Shared Pathway Bridge
Point Resolution Bridge
Warren & Mahoney were the architects and Henriata Nicholas was contracted as the iwi designer to integrate an engraved cultural pattern into the concrete beam as well as the glass balustrade.
The Chicago Athenaeum Museum of Architecture and Design
The council, recognising the importance of the location, both in terms of its prominence along the waterfront and its proximity to the historic salt water Parnell Baths wanted something sculptural, elegant and iconic. The baths, designed in the early 1950s in the International Modern style of lido bathing pools with a mosaic mural by artist James Turkington, with its fluid and abstracted swimmers, offered a clear language of angular lines meeting sinuous form and became a key motivator of the language and geometry of the design.
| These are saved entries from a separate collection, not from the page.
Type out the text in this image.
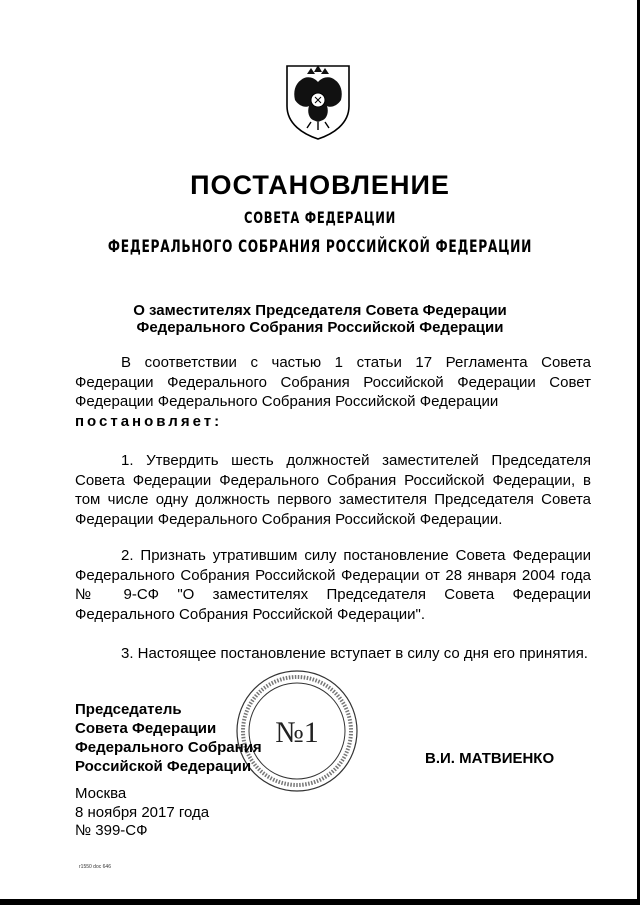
ПОСТАНОВЛЕНИЕ
СОВЕТА ФЕДЕРАЦИИ
ФЕДЕРАЛЬНОГО СОБРАНИЯ РОССИЙСКОЙ ФЕДЕРАЦИИ
О заместителях Председателя Совета Федерации
Федерального Собрания Российской Федерации
В соответствии с частью 1 статьи 17 Регламента Совета Федерации Федерального Собрания Российской Федерации Совет Федерации Федерального Собрания Российской Федерации
постановляет:
1. Утвердить шесть должностей заместителей Председателя Совета Федерации Федерального Собрания Российской Федерации, в том числе одну должность первого заместителя Председателя Совета Федерации Федерального Собрания Российской Федерации.
2. Признать утратившим силу постановление Совета Федерации Федерального Собрания Российской Федерации от 28 января 2004 года № 9-СФ "О заместителях Председателя Совета Федерации Федерального Собрания Российской Федерации".
3. Настоящее постановление вступает в силу со дня его принятия.
№1
Председатель
Совета Федерации
Федерального Собрания
Российской Федерации	В.И. МАТВИЕНКО
Москва
8 ноября 2017 года
№ 399-СФ
r1550 doc 646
A simple but sculpted and hull-like concrete deck would extend from the headland and protrude out into the harbour. This would in turn be cradled by a highly expressive steel armature or exoskeleton which sinuously referenced the language of the baths beyond. A simple cantilevered glass balustrade, co-planar with the concrete deck would provide barrier protection.
The steel supporting the deck was designed to pay homage to the original bridge by echoing its three arches. The arches begin under the deck as diamond shaped columns which bifurcate to form the arches. The deck is formed with three separate twin-celled post tensioned precast concrete sections joined with in-situ stitches. The deck is supported by the steel armature through discrete pin connections.
To create the fluid and sinous forms, along with the geometric precision required the bridge was designed and modelled in Rhinoceros with the associated parametric plug-in Grasshopper. The parametric capability allowed for design iterations to be produced quickly and tested against architectural and structural requirements.